In the 1980s and early 1990s, Dodd returned to the natural world for his subjects. The seascapes of Monhegan Island in Maine were a favorite subject, as were the sunflowers of America and Europe. Usually in watercolor, these works are buoyant in mood and betray the optimism of an artist who continued to marvel at the intricate mystery of the everyday. His artistic vocabulary had become again the crisp stroke, the short burst of paint that erupted from white space: “sparks of color” that radiated from the skier’s foot, from the wave’s splash against stone, or from the glistening dew on a petal. Dodd was again urging his viewer, his student, to look closely, to join him in acknowledging the pull of the center, the essential in nature. He went full circle, from analysis of his own backyard to a study of the cosmic forces that defined all of us and, finally, back to a private, personalized universe where he asked his viewer to join him in an appreciation of the nearness of beauty.
Before his death in 1996 Dodd went back to his roots in the American Scene movement, but this time, tempered by the late-century’s emphasis on the relevant, the social, and the violent, he tackled such subjects as the bloody glove from O. J. Simpson’s murder trial (1995).
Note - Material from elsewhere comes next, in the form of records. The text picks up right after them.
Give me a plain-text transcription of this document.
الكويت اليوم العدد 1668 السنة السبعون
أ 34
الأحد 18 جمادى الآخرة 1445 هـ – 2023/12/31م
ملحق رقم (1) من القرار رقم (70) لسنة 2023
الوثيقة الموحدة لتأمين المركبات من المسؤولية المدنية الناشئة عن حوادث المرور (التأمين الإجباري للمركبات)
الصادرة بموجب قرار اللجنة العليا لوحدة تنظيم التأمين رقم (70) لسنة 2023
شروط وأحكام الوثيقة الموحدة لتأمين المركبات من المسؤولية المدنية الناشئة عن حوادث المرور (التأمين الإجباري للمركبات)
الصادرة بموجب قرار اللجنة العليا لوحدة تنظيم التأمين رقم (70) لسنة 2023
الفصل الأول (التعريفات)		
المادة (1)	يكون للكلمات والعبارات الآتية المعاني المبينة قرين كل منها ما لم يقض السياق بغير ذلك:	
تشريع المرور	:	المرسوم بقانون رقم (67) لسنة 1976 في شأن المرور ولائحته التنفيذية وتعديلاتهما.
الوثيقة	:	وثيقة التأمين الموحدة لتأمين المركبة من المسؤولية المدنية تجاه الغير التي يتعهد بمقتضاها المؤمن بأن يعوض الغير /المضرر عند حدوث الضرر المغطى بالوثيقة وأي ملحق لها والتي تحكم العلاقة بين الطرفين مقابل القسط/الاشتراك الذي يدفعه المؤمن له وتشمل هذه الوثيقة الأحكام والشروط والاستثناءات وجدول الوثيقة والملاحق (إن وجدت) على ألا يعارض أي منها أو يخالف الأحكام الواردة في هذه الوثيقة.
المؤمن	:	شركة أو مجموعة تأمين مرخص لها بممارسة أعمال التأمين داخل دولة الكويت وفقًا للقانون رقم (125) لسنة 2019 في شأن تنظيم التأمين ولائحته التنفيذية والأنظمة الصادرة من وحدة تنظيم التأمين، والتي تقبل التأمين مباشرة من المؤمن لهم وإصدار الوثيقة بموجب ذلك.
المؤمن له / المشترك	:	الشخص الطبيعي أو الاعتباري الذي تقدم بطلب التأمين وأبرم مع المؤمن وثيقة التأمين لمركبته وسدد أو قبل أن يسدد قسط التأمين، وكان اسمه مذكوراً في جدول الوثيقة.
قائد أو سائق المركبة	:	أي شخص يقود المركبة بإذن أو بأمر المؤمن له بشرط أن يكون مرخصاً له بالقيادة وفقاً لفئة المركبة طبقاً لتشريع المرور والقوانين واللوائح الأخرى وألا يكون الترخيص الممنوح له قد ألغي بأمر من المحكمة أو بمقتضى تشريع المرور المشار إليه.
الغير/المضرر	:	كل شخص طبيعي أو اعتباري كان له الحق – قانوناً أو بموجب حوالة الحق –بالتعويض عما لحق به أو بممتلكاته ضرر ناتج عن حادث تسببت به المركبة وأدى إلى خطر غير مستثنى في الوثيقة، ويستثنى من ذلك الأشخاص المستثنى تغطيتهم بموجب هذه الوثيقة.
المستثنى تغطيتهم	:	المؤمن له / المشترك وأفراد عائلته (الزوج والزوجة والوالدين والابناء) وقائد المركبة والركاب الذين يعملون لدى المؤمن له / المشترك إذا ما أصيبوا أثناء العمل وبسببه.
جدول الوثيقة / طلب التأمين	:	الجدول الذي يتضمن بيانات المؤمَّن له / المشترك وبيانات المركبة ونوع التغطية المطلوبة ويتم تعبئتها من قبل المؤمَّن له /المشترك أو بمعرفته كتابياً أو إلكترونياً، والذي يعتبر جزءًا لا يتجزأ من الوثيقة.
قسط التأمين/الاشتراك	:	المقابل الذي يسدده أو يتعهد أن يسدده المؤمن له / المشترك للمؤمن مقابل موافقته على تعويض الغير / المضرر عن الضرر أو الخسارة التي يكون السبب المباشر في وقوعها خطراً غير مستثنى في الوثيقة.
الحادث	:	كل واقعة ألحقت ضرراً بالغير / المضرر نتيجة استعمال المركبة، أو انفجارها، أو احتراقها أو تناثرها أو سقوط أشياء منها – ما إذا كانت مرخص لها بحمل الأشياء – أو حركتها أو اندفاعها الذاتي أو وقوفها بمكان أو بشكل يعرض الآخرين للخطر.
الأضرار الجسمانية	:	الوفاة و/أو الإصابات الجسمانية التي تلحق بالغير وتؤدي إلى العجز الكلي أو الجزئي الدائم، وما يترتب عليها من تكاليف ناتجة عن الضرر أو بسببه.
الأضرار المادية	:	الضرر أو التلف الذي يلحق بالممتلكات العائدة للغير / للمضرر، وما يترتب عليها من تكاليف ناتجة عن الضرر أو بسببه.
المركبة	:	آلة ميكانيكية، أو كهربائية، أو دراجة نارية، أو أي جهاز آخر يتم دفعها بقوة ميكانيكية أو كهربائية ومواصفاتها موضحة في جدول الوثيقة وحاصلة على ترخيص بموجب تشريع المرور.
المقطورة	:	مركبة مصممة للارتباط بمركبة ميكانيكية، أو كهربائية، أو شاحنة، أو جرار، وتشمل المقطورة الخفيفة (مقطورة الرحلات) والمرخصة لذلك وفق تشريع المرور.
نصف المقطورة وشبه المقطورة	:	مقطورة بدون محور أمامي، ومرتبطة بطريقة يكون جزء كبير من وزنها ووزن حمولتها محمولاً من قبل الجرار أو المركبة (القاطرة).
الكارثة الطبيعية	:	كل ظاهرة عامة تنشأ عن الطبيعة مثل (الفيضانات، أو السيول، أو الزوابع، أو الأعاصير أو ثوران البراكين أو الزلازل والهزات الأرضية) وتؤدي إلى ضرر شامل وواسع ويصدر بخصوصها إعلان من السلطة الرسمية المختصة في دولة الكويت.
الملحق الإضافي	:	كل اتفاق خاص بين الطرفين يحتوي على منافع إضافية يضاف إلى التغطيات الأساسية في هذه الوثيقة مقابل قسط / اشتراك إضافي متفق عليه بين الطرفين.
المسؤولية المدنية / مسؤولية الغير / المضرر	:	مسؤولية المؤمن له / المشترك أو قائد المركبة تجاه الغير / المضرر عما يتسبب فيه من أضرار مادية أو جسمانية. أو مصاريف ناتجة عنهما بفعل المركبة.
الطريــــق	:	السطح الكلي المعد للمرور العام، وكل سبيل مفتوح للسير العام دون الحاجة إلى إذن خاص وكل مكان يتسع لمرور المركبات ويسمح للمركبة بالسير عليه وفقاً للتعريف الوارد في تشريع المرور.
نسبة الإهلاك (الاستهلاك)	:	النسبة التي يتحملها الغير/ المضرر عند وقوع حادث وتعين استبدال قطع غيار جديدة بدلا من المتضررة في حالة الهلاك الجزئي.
Six of his works—St. Mark’s Cathedral (1956), Venice Reflection, Rain (1958), Rocks in Nature’s Garden (1963), San Marco, Rain (1972), Anchored Boats (1989), and Gunnison’s Gorge—are included in Georgia’s State Art Collection.
For fully two-thirds of the twentieth century, Dodd represented Georgia’s visual arts community as administrator, teacher, and advocate, and as the most influential Georgia artist of his generation.